Step 2: Update record for Digital Object
Click on to get a form with the schema/metadata record. Click 'ADD' to add another entry to the ACL, insert the correct SID and grant the appropriate permission. Repeat this for all users you want to add.
This may look like this:
Click on 'Update Schema' or in case of a metadata document click on 'Show Metadata Document' and afterwards 'Update' to update schema/metadata record.
That's it! The users you add can now also access (dependent of their permissions) the selected document.
Make Document public available
By default, unauthenticated users do not have access to a document. If you want to want to make it publicly available, you must update the access rights.
Target Audience
- (Data) Scientists
Ingredients
- (local) MetaStore instance with at least one registered schema and related metadata document.
- Web Browser
Work Steps (Summary)
Make Document public available
- Step 1: Update record for Digital Object
Step 1: Update record for Digital Object
Click on to get a form with the schema/metadata record. Click 'ADD' to add another entry to the ACL, insert 'anonymousUser' as SID and grant the appropriate permission.
This may look like this:
Note:
- You should never grant higher permissions than 'READ' to unauthenticated users.

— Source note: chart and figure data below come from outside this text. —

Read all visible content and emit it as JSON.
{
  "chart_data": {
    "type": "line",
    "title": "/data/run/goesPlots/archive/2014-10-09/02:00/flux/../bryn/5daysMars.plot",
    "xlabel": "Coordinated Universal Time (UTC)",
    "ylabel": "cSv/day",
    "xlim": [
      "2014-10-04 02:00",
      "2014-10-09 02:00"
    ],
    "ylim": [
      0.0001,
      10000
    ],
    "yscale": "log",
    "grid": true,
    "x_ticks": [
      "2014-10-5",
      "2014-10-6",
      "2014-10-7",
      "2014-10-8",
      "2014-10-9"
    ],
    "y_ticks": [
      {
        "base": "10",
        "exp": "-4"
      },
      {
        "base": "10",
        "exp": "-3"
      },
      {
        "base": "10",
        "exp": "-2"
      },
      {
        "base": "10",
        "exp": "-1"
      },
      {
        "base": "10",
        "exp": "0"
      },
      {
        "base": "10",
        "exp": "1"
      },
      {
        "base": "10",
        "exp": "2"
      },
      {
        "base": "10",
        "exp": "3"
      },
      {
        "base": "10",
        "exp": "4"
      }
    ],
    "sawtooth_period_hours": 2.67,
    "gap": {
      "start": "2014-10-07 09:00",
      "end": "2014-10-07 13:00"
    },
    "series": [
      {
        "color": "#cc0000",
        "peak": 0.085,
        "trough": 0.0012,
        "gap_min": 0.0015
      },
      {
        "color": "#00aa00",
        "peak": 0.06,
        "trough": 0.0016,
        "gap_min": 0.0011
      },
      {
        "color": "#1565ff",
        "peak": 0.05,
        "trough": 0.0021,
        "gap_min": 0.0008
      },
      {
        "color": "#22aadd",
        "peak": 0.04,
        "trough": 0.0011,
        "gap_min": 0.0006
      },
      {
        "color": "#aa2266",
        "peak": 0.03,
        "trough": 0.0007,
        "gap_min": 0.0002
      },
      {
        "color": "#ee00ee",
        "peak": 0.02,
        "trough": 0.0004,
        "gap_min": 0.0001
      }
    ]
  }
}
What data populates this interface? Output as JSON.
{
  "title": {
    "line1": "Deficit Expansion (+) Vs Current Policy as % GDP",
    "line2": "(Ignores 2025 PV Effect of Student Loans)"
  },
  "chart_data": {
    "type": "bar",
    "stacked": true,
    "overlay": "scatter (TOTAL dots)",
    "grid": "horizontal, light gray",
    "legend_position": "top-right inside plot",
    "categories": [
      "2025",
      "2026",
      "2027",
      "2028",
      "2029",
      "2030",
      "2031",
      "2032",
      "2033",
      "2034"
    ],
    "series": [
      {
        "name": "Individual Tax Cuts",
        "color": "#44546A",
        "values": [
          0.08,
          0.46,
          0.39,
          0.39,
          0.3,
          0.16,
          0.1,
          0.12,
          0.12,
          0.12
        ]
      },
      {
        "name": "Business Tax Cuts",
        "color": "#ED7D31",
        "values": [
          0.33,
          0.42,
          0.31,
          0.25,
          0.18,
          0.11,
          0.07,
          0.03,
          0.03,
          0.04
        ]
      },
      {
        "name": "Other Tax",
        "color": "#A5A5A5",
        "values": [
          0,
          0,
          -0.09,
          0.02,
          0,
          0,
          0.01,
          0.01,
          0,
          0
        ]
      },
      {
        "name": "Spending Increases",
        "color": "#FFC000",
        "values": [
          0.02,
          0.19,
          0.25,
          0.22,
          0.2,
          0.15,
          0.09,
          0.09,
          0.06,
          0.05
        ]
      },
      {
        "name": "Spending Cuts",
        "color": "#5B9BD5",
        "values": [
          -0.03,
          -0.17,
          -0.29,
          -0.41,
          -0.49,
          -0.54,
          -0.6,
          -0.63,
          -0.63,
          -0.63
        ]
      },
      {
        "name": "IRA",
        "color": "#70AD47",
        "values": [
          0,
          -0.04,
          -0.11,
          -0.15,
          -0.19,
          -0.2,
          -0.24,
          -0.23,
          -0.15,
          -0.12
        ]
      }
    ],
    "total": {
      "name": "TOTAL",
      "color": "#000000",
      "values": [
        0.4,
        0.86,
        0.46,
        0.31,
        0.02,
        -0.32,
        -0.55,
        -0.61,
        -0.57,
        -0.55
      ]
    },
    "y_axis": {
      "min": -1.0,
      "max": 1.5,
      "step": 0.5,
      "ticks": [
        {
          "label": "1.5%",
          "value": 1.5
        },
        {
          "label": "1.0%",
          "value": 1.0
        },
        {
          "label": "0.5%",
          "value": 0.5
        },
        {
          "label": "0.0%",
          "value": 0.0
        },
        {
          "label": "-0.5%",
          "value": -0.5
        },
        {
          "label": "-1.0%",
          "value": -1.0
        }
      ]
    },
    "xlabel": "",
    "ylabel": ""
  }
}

Click on 'Update Schema' or in case of a metadata document click on 'Show Metadata Document' and afterwards 'Update' to update schema/metadata record.
That's it! All users can now also access (dependent of their permissions) the selected document.
Make Document public available
By default, unauthenticated users do not have access to a document. If you want to want to make it publicly available, you must update the access rights. If you already granted unauthenticated users access to a document you have to forbid any access to them by setting the permission to 'NONE'.
Target Audience
- (Data) Scientists
Ingredients
- (local) MetaStore instance with at least one registered schema and related metadata document.
- Web Browser
Work Steps (Summary)
Make Document public available
- Step 1: Update record for Digital Object
Step 1: Update record for Digital Object
Click on to get a form with the schema/metadata record. Set permission for 'anonymousUser' to 'NONE'.
This may look like this:
Click on 'Update Schema' or in case of a metadata document click on 'Show Metadata Document' and afterwards 'Update' to update schema/metadata record.
That's it! Unauthenticated users are no longer allowed to access the selected document.